A word about Prabhakaran. Charismatic, even good looking (he could have made a dashing hero in a Kollywood film), he was ruthless and brooked no dissent, qualities that are needed to run an organisation like the LTTE. He created a cult following and has remained elusive in recent years, adding to the legend. What will happen to him eventually is anybody's guess, but if any harm were to come to him, the echoes will be strongly felt in Tamil Nadu.

If only the LTTE and the other Tamil groups had agreed years earlier to a power-sharing agreement with the Lankan government, with the territories in the northeast under their suzerainty, things might have been different today. Nobody here is actually looking forward to the finale. The thought of a Tiger, long held under captivity, being driven to extinction is not really the perfect ending for this story. But then, reality can throw surprises.

Friday, April 17, 2009

A chemical enginer in the poll fray

Indeed, it is Venkataraman, chemical engineer and trustee, Nandini Voice for the Deprived, who will be standing for Kalyanam's party, from south Chennai. The party is also fielding a candidate from central Chennai. Venkataraman says he will spend not more than Rs 3.5 lakh toward publicity and other expenses. He was inspired to join the party when at a meeting in Mylapore eminent persons such as B.S. Raghavan and Vittal urged participation and action rather then only voicing opinion. They were all for him standing in the fray. Venkataraman did not disappoint.

Now, here's hoping that he will be able to communicate his party's viewpoint - clean and efficient governance - to the people of his constituency.

All the best, Mr Venkataraman. May you do well and show others the way.

Sunday, April 12, 2009

Elections - the young and the old

It’s election time and we all know how it feels during election time in India. One of the attempts has been to get the younger generation involved, to get some of them to stand for elections and getting others to the polling booths. So, it was heartening to learn about a young entrepreneur, 28 years old, running a catering service after rejecting jobs with MNCs, now standing for elections from Chennai.
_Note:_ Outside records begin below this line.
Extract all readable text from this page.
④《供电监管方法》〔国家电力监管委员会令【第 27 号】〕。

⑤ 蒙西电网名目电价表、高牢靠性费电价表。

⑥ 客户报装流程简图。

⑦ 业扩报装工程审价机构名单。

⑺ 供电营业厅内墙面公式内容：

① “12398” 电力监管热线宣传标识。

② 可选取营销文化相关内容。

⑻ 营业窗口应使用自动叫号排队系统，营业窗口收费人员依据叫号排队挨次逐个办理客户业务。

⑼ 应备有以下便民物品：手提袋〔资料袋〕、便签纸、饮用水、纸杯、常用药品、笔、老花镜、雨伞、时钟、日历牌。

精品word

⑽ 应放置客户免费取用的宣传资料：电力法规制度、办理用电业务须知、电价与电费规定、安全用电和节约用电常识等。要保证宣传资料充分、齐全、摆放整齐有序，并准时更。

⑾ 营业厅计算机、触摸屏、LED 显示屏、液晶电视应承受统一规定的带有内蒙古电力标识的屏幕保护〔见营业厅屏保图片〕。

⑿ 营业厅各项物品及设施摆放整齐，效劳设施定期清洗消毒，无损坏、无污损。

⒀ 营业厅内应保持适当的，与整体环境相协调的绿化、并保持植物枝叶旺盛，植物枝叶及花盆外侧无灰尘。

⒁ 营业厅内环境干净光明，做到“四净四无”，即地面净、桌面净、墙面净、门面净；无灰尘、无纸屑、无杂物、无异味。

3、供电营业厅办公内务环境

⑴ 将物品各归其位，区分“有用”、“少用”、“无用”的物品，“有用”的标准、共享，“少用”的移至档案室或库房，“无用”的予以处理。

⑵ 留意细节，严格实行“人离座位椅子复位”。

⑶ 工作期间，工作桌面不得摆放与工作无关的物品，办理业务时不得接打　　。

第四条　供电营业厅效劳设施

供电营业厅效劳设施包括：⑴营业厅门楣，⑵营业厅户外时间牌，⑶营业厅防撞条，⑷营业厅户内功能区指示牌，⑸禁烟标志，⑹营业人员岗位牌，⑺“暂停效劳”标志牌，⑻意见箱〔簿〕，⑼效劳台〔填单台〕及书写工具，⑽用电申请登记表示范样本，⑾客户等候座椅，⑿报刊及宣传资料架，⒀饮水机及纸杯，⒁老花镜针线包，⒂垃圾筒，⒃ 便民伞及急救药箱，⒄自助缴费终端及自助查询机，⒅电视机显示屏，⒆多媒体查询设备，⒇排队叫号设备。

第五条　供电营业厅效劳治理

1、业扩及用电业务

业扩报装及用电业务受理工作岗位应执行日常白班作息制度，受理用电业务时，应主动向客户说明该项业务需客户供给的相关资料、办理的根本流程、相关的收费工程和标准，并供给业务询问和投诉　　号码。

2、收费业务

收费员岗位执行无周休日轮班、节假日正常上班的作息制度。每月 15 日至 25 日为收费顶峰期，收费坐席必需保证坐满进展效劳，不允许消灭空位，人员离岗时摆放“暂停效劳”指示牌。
That’s the way to go.

I was, therefore, surprised to learn about V. Kalyanam, personal secretary to Mahatma Gandhi during the latter’s last years, now all of 87, registering the Desia Paadhugaappu Kazhagam (National Protection Party ) as a political party and deciding to contest in the parliamentary elections from Chennai. According to an email I received from N. S. Venkataraman, trustee, Nandini Voice For The Deprived, those who stand for elections must “understand the seriousness and severity of the issues facing Indian democracy...” The email goes on to say that the Gandhian philosophy of ahimsa, truth, probity in personal and public life have not been highlighted as principles by any political party in the country and that “the important fact is that when concerned people swearing by Gandhian ideology in personal and public life would contest in the elections, it would give a sense of hope that the tide of corruption and dishonest dealings would be stemmed.”

Venkataraman, a chemical engineer, I understand, will also be a contestant in the election.

Down the hill

The way down the hill, with a splendid view of the Shiva temple in Thiruvannamalai. It's a place that beckons you again and again.

Thursday, April 09, 2009

Perched high on the hill was this trader of embellished stones. He was a craftsman and displayed his skills to us. He probably lived close by, we didn't bother to ask. But perhaps he finds something special in the magic of the hills that is Tiruvannamalai - with a view of the Arunachala temple and vibrations from Sri Ramana Maharshi's abode.

Wednesday, April 01, 2009

Virupaksha Cave

As we came down from Skandasramam, we stopped by at the Virupaksha Cave where Sri Ramana Maharshi meditated for 16 years.

The cave was quite dark inside and there were a few people meditating.

Outside, it was serene, and you felt at peace with yourself.